Kaleidoscope : Bringing AI techniques to system resilience

Highly complex distributed and parallel computing systems and services experience frequent reliability failures and performance-anomalies (e.g., tail latency). These events can result in loss of availability, application failures and performance-loss; consequently, leading to loss of computational resources and PR nightmares for cloud-providers. Such issues can stem from random component failures, resource contention issues, design bugs or configuration problems. To address these challenges, we have built a suite of tools under the umbrella of Kaleidoscope project that combines probabilistic machine-learning methods with deep understanding of design and implementation of underlying computing system and application to enable the following:

  1. Design of resilience and performance metrics that allow field-failure study of error logs and performance metrics to understand failure and resource contention in system/applications causing outages or performance anomalies
  2. Design and deployment of smart-monitors on large-scale production systems that proactively exposes system and applications health-related issues.
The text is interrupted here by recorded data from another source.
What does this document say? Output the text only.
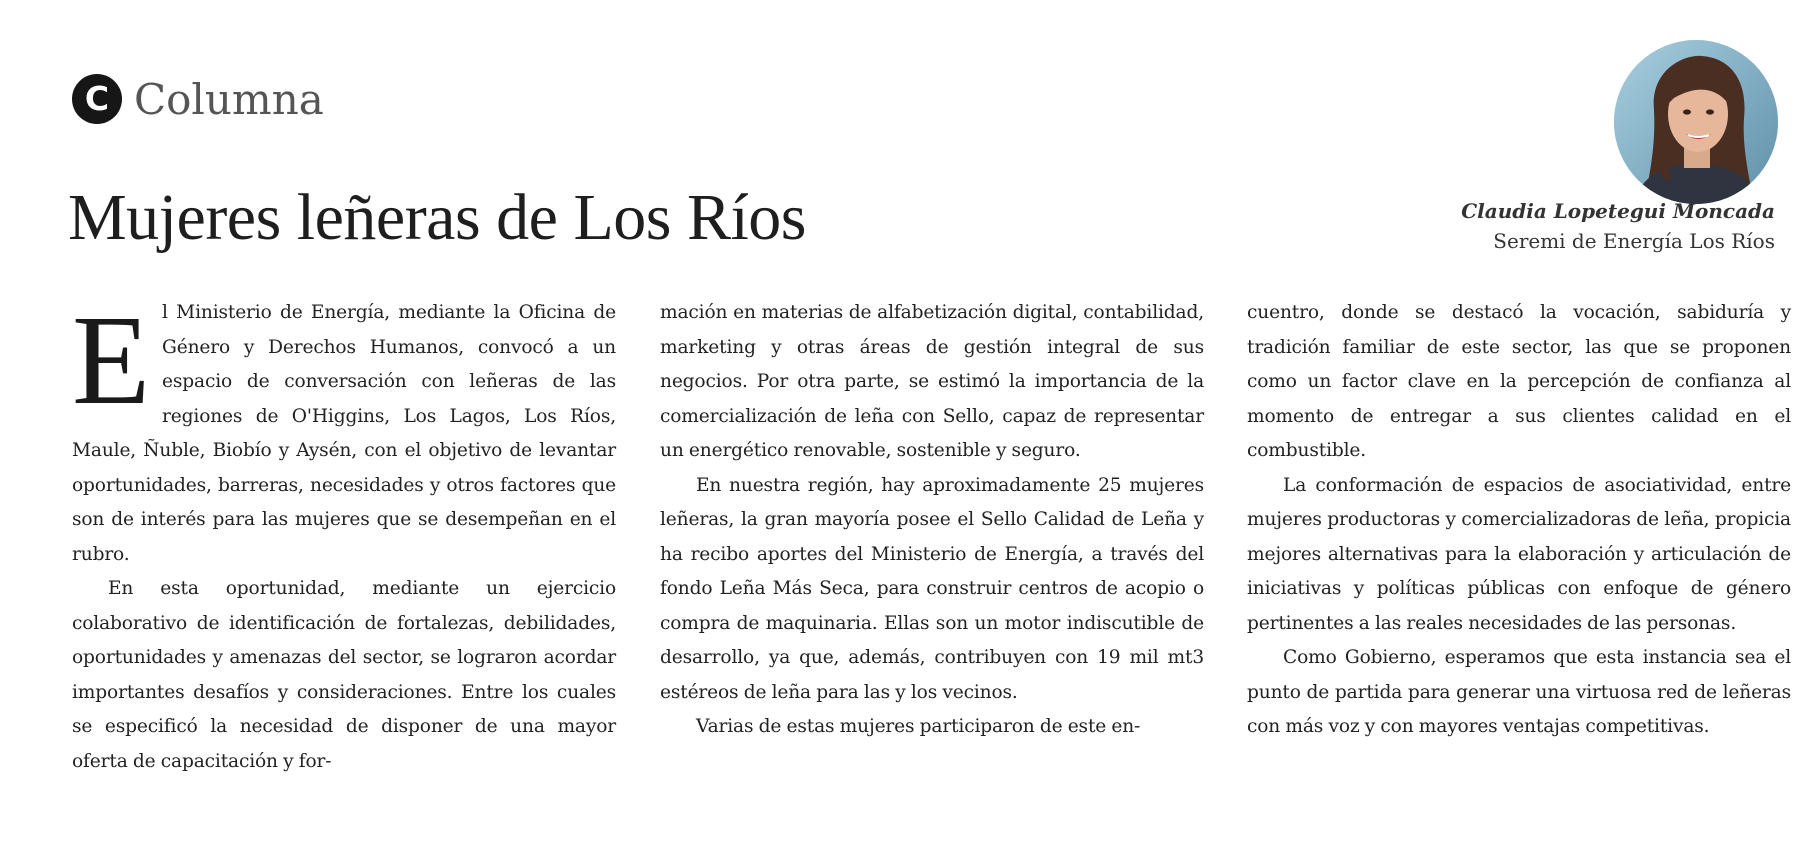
C Columna
Mujeres leñeras de Los Ríos	Claudia Lopetegui Moncada
Seremi de Energía Los Ríos

El Ministerio de Energía, mediante la Oficina de Género y Derechos Humanos, convocó a un espacio de conversación con leñeras de las regiones de O'Higgins, Los Lagos, Los Ríos, Maule, Ñuble, Biobío y Aysén, con el objetivo de levantar oportunidades, barreras, necesidades y otros factores que son de interés para las mujeres que se desempeñan en el rubro.

En esta oportunidad, mediante un ejercicio colaborativo de identificación de fortalezas, debilidades, oportunidades y amenazas del sector, se lograron acordar importantes desafíos y consideraciones. Entre los cuales se especificó la necesidad de disponer de una mayor oferta de capacitación y for-

mación en materias de alfabetización digital, contabilidad, marketing y otras áreas de gestión integral de sus negocios. Por otra parte, se estimó la importancia de la comercialización de leña con Sello, capaz de representar un energético renovable, sostenible y seguro.

En nuestra región, hay aproximadamente 25 mujeres leñeras, la gran mayoría posee el Sello Calidad de Leña y ha recibo aportes del Ministerio de Energía, a través del fondo Leña Más Seca, para construir centros de acopio o compra de maquinaria. Ellas son un motor indiscutible de desarrollo, ya que, además, contribuyen con 19 mil mt3 estéreos de leña para las y los vecinos.

Varias de estas mujeres participaron de este en-

cuentro, donde se destacó la vocación, sabiduría y tradición familiar de este sector, las que se proponen como un factor clave en la percepción de confianza al momento de entregar a sus clientes calidad en el combustible.

La conformación de espacios de asociatividad, entre mujeres productoras y comercializadoras de leña, propicia mejores alternativas para la elaboración y articulación de iniciativas y políticas públicas con enfoque de género pertinentes a las reales necesidades de las personas.

Como Gobierno, esperamos que esta instancia sea el punto de partida para generar una virtuosa red de leñeras con más voz y con mayores ventajas competitivas.
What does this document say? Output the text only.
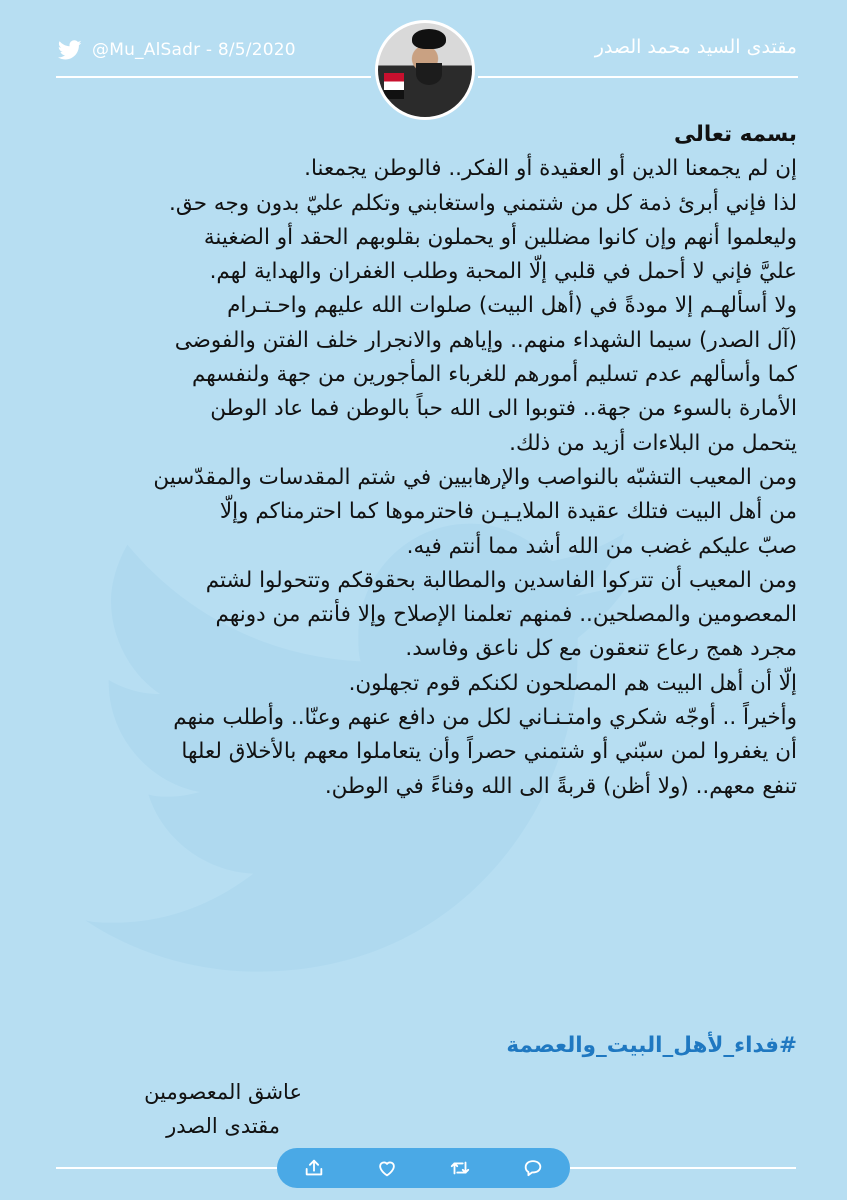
@Mu_AlSadr - 8/5/2020	مقتدى السيد محمد الصدر
بسمه تعالى
إن لم يجمعنا الدين أو العقيدة أو الفكر.. فالوطن يجمعنا.
لذا فإني أبرئ ذمة كل من شتمني واستغابني وتكلم عليّ بدون وجه حق.
وليعلموا أنهم وإن كانوا مضللين أو يحملون بقلوبهم الحقد أو الضغينة
عليَّ فإني لا أحمل في قلبي إلّا المحبة وطلب الغفران والهداية لهم.
ولا أسألهـم إلا مودةً في (أهل البيت) صلوات الله عليهم واحـتـرام
(آل الصدر) سيما الشهداء منهم.. وإياهم والانجرار خلف الفتن والفوضى
كما وأسألهم عدم تسليم أمورهم للغرباء المأجورين من جهة ولنفسهم
الأمارة بالسوء من جهة.. فتوبوا الى الله حباً بالوطن فما عاد الوطن
يتحمل من البلاءات أزيد من ذلك.
ومن المعيب التشبّه بالنواصب والإرهابيين في شتم المقدسات والمقدّسين
من أهل البيت فتلك عقيدة الملايـيـن فاحترموها كما احترمناكم وإلّا
صبّ عليكم غضب من الله أشد مما أنتم فيه.
ومن المعيب أن تتركوا الفاسدين والمطالبة بحقوقكم وتتحولوا لشتم
المعصومين والمصلحين.. فمنهم تعلمنا الإصلاح وإلا فأنتم من دونهم
مجرد همج رعاع تنعقون مع كل ناعق وفاسد.
إلّا أن أهل البيت هم المصلحون لكنكم قوم تجهلون.
وأخيراً .. أوجّه شكري وامتـنـاني لكل من دافع عنهم وعنّا.. وأطلب منهم
أن يغفروا لمن سبّني أو شتمني حصراً وأن يتعاملوا معهم بالأخلاق لعلها
تنفع معهم.. (ولا أظن) قربةً الى الله وفناءً في الوطن.
#فداء_لأهل_البيت_والعصمة
عاشق المعصومين
مقتدى الصدر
  3. Detection and localization of performance anomalies and failures at runtime.
  4. Mining of failure scenarios, systematic issues (including bugs and design gaps) and configuration issues using guided fault-injection methods with the objective of breaching the system key performance indicators (such as availability, reliability or safety).
  5. Design of response and mitigation system to handle user traffic under failure and performance anomalies.